The symptoms of burn-out are clear. We feel emotionally overwhelmed, the problem is too big to be solved, which puts us in a state of apathy and a decrease in enjoyment and engagement. Most aid workers are not aware, including myself when I was going from emergency to emergency without any break for over ten years, until life forced me to take a long at my life and change my habits, attitude, and behaviour. We continue to see mental health as a sign of weakness and many think, it can cost their career when they speak about it or seek help, but the opposite is true. As a manager of an organization or company, can we really make a difference, when most of the workforce is disengaged? This can cost billions in loss of productivity, which is why major companies such as Google invest in meditation and yoga for their employees. They are ahead of the game and have acknowledged that mental wellbeing contributes to increased productivity and creativity.
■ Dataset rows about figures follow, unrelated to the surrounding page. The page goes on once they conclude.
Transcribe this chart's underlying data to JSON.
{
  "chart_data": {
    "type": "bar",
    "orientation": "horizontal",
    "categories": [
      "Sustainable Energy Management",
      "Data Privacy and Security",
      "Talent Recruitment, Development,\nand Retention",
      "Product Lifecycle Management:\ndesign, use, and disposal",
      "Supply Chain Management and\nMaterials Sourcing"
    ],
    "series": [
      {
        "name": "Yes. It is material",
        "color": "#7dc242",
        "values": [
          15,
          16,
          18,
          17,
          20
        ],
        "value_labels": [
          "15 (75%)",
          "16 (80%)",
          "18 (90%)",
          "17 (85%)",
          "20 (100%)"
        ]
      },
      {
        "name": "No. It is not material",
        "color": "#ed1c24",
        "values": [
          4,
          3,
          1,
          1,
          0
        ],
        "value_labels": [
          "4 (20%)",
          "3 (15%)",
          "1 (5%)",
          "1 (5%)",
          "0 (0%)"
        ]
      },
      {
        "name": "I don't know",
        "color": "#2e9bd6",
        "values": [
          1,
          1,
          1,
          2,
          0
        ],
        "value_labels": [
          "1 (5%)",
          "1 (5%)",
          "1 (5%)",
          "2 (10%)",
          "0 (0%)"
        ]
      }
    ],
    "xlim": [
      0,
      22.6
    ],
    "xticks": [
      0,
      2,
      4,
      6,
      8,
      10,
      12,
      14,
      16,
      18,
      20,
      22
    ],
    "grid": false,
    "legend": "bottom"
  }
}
It’s even more important for aid workers, on the frontlines of war and famine. How can we truly help when we are drowning ourselves? The truth is, we cannot make an impact and a difference in the world if we are not healthy. It is that simple, and yet, it is complicated.

Covid-19 has shown that frontline workers are needed, and their job is critical but at the pace and the environment they work in demands extreme performance: long hours, exposed to a virus without a vaccine at the early stages of Covid-19, and witnessing people dying every day without their relatives nearby. This causes immense distress. Our brain is not wired to absorb constant shock. Chronic stress has a shrinking effect on the prefrontal cortex, the area of the brain responsible for memory and learning. While stress can shrink the prefrontal cortex, it can increase the size of the amygdala, which can make the brain more receptive to stress. It feels like your alarm system is switched on all the time. It is very likely that you will develop a hearing problem as most of us have never learned to switch it off. Therefore, many soldiers return from war with post-traumatic stress disorders (PTSD), as they are constantly exposed to threat, which the brain reacts to.

Because of the nature of the work of frontline workers, from health workers fighting Covid-19 to aid workers staving off famine and war around the world, a paradigm shift needs to happen, similar to when we recognized PTSD as a severe challenge to soldiers returning from armed conflicts. Stress affects not only memory and many other brain functions, like mood and anxiety, but also promotes inflammation, which adversely affects heart health, says Jill Goldstein, a professor of psychiatry and medicine at Harvard Medical School. Thus, stress has been associated with multiple chronic diseases of the brain and heart. In addition, it can affect men and women differently.

The constant exposure to stress due to the type of work has severe consequences. It requires organizations and companies to create support structures and reduce chronic stress through new business models that consider employees holistically, and not only during working hours.